While we’re discussing the before and after shot, there’s something else that pisses of (and I’m really surprised nobody else has mentioned it). The poor victim in the before shot is paraded in front of us in nothing but her underwear, with all her unflattering flab and cellulite out for the world to see. After the eight week intensive course (or whatever it is), however, she is presented with dolled up hair, fabulous make-up, and a lovely black blouse, black shawl, or black something to hide all the curves. She may look great, but she’s still clearly fat. McKeith will of course point out that the victim has lost 3 stone or thereabouts. Of course she has, she’s been living on radishes and extra green leaves for two month. That doesn’t make it healthy, which crash dieting rarely is.

14
Dec
08

If I’m serving you that means you’re a VVIP, but not a VVVIP

This weekend I completed a second shift of my shitty part-time job. I’ve avoided stating here what this job is or where I’m working, as that’s the kind of thing that get people fired, but I’m think I’m safe enough saying that it involves the VIP section of a popular Dublin music venue.

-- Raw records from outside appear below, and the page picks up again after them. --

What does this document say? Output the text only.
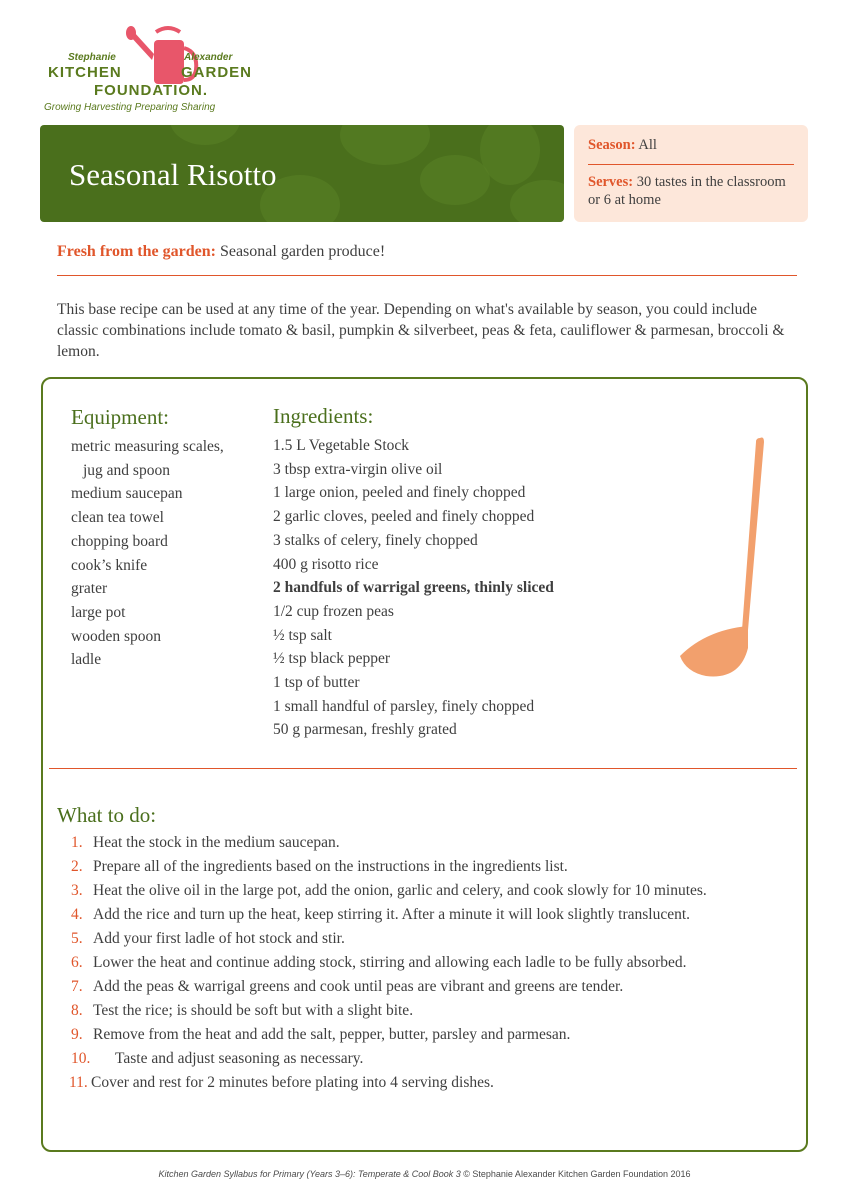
Stephanie	Alexander
KITCHEN	GARDEN
FOUNDATION.
Growing Harvesting Preparing Sharing
Seasonal Risotto
Season: All
Serves: 30 tastes in the classroom or 6 at home
Fresh from the garden: Seasonal garden produce!

This base recipe can be used at any time of the year. Depending on what's available by season, you could include classic combinations include tomato & basil, pumpkin & silverbeet, peas & feta, cauliflower & parmesan, broccoli & lemon.

Equipment:
metric measuring scales,
jug and spoon
medium saucepan
clean tea towel
chopping board
cook’s knife
grater
large pot
wooden spoon
ladle
Ingredients:
1.5 L Vegetable Stock
3 tbsp extra-virgin olive oil
1 large onion, peeled and finely chopped
2 garlic cloves, peeled and finely chopped
3 stalks of celery, finely chopped
400 g risotto rice
2 handfuls of warrigal greens, thinly sliced
1/2 cup frozen peas
½ tsp salt
½ tsp black pepper
1 tsp of butter
1 small handful of parsley, finely chopped
50 g parmesan, freshly grated
What to do:
1. Heat the stock in the medium saucepan.
2. Prepare all of the ingredients based on the instructions in the ingredients list.
3. Heat the olive oil in the large pot, add the onion, garlic and celery, and cook slowly for 10 minutes.
4. Add the rice and turn up the heat, keep stirring it. After a minute it will look slightly translucent.
5. Add your first ladle of hot stock and stir.
6. Lower the heat and continue adding stock, stirring and allowing each ladle to be fully absorbed.
7. Add the peas & warrigal greens and cook until peas are vibrant and greens are tender.
8. Test the rice; is should be soft but with a slight bite.
9. Remove from the heat and add the salt, pepper, butter, parsley and parmesan.
10.	Taste and adjust seasoning as necessary.
11. Cover and rest for 2 minutes before plating into 4 serving dishes.
Kitchen Garden Syllabus for Primary (Years 3–6): Temperate & Cool Book 3 © Stephanie Alexander Kitchen Garden Foundation 2016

This particular establishment has different grades of VIP, based on who you know and how much you pay. Essentially, however, it all boils down to a few simple necesities; clean toilets, bars with carpets, and access to the best seats in the house. Now I don’t wish to begrudge VIPs their nicities. Access to any VIP area that I know of isn’t cheap and people deserve to get something for their money. But there’s one aspect to the whole culture that is really pissing me off.

I was told by one of my supervisors that the kind of people who avail of these services would not normally attend gigs. Mosh pits and pissing in a trough is below these people, so it’s nice for these to be able to attend some gigs in comfort and style and avoid slumming it too much. On top of this, because of the price-structure of my place (don’t ask me for details, that’ll get me in trouble) it’s most likely going to be used by corporates so that they can treat their best paying customers to fancy nights out.

So these people, who rarely go to gigs and in all likelihood will not have even heard of the bands they’ll find themselves seeing, are going to be getting the best seats in the house. Whereas the true music fans, who actively support bands by regularly attending gigs (and who provide the venues with most of their profits), will have to make do with whatever leftovers are below the VIPs.

Now I ask you, is that fair?

In other news, I went and blew €300 I don’t have on an X-Box 360, because using my rent allowance check to pay my rent seemed a little…obvious.